Members of the CNS may be interested in a book by Benedicte Ingstad, entitled “A Grand Adventure,” the English translation of which was recently (2017) published by McGill-Queen’s University Press. It is the story of her parents, Helge Ingstad and Anne Stine Ingstad, both Norwegians, whose experiences in Canada spanned many years and went through many ups and downs. Perhaps the most notable of these deal with the discovery of definitive archaeological evidence of the first Viking settlement at L’Anse Aux Meadows in Newfoundland. But there is much more to the story.

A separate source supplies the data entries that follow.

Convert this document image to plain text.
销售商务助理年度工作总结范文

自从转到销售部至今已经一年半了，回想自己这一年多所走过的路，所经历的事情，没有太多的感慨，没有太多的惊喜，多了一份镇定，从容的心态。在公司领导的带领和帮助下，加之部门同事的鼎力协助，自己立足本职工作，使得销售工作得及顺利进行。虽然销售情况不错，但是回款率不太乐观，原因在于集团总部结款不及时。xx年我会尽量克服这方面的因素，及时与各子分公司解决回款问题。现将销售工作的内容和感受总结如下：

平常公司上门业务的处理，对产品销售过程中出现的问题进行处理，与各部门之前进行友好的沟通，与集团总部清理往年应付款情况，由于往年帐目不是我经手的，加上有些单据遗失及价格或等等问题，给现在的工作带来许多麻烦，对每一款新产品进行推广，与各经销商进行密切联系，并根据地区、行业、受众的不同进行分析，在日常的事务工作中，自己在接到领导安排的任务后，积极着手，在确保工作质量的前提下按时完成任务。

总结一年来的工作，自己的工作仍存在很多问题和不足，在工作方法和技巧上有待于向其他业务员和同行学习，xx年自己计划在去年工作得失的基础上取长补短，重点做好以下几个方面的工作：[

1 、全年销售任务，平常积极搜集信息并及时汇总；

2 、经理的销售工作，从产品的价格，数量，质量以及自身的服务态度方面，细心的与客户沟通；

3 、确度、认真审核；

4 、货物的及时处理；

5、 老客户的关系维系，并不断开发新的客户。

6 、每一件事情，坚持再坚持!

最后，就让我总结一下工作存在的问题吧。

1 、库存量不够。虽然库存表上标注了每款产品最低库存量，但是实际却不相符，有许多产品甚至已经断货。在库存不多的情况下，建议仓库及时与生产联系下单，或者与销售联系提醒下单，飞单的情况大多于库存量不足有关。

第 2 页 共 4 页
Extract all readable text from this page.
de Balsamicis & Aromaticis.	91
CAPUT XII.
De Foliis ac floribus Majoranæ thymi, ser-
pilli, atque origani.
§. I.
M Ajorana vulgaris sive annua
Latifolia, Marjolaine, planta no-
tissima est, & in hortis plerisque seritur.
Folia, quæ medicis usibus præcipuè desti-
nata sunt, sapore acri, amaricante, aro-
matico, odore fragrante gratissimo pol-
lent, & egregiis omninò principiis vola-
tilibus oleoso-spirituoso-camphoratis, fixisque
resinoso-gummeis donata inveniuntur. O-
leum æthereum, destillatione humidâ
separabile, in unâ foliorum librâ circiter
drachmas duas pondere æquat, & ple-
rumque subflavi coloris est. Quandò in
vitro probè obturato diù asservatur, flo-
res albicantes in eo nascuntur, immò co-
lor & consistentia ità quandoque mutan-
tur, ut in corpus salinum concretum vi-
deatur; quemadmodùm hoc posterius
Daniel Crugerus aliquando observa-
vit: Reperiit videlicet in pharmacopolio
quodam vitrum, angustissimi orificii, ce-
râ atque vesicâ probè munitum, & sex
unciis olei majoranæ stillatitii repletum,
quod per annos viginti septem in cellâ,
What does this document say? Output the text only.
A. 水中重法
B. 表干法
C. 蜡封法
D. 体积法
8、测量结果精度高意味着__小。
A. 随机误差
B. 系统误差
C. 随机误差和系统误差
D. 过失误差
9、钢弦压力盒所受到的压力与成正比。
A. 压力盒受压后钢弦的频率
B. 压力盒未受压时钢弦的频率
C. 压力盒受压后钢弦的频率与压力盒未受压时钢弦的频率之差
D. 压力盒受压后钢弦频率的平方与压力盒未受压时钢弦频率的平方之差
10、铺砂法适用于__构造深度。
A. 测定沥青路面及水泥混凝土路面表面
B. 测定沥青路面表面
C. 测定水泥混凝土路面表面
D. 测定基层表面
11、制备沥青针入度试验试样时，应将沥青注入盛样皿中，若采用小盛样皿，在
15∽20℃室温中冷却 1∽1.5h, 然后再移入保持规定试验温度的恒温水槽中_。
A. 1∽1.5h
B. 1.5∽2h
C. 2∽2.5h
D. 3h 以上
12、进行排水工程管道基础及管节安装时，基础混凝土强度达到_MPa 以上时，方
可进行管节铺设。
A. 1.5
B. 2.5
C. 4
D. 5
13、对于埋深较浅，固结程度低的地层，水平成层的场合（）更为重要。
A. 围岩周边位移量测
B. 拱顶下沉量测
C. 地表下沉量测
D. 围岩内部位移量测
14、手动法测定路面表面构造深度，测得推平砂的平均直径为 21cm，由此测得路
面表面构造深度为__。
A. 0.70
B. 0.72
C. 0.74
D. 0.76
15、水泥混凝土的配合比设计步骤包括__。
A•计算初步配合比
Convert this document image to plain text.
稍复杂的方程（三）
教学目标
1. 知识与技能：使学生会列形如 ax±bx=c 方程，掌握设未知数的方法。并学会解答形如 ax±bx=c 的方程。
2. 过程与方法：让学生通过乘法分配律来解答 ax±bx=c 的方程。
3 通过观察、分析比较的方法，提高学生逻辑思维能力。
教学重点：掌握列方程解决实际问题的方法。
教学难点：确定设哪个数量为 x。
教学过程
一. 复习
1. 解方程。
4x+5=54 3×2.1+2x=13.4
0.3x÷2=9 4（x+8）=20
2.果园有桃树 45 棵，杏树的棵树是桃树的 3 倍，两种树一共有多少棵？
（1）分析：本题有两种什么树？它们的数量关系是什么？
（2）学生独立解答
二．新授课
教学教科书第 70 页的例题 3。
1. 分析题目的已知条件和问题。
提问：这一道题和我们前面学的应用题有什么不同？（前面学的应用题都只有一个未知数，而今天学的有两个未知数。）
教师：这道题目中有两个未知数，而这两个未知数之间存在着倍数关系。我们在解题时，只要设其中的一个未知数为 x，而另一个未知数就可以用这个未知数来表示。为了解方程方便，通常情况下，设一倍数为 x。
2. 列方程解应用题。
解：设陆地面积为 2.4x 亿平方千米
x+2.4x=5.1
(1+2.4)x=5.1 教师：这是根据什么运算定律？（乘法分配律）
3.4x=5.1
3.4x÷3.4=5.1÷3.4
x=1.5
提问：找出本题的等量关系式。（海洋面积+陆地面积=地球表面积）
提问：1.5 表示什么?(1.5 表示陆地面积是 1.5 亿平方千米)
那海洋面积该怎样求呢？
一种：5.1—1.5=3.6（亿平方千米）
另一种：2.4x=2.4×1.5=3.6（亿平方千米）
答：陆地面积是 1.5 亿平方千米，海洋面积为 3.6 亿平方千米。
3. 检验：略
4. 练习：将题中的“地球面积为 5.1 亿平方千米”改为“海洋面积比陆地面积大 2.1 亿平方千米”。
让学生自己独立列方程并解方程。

Members of the CNS who have been bitten by the wilderness bug will relish reading about Helge’s early excursions in the far north, at a time when the edge of the frontier did not extend anywhere near as far as it does today, and before the creep of "civilization" and "modernization" tamed - some may say polluted - the natural wilderness and its down to earth way of life in so many ways.

Perhaps even more interesting are the numerous professional and political challenges they had to overcome along the way, and particularly before appropriate credit was ultimately conferred. CNS members who are intrigued by and wish to delve into the forces at play in how Canadian history, and perhaps history anywhere is written, will appreciate the account of how long it took and how many obstacles had to be faced and surmounted before due recognition was bestowed.

The book was one I had difficult putting down, or skimming through. There was just so much that fascinated me, and the writing was tight and with very little fluff or esoteric detail. Many parts fired the imagination. I recommend it heartily for extended fireside reading.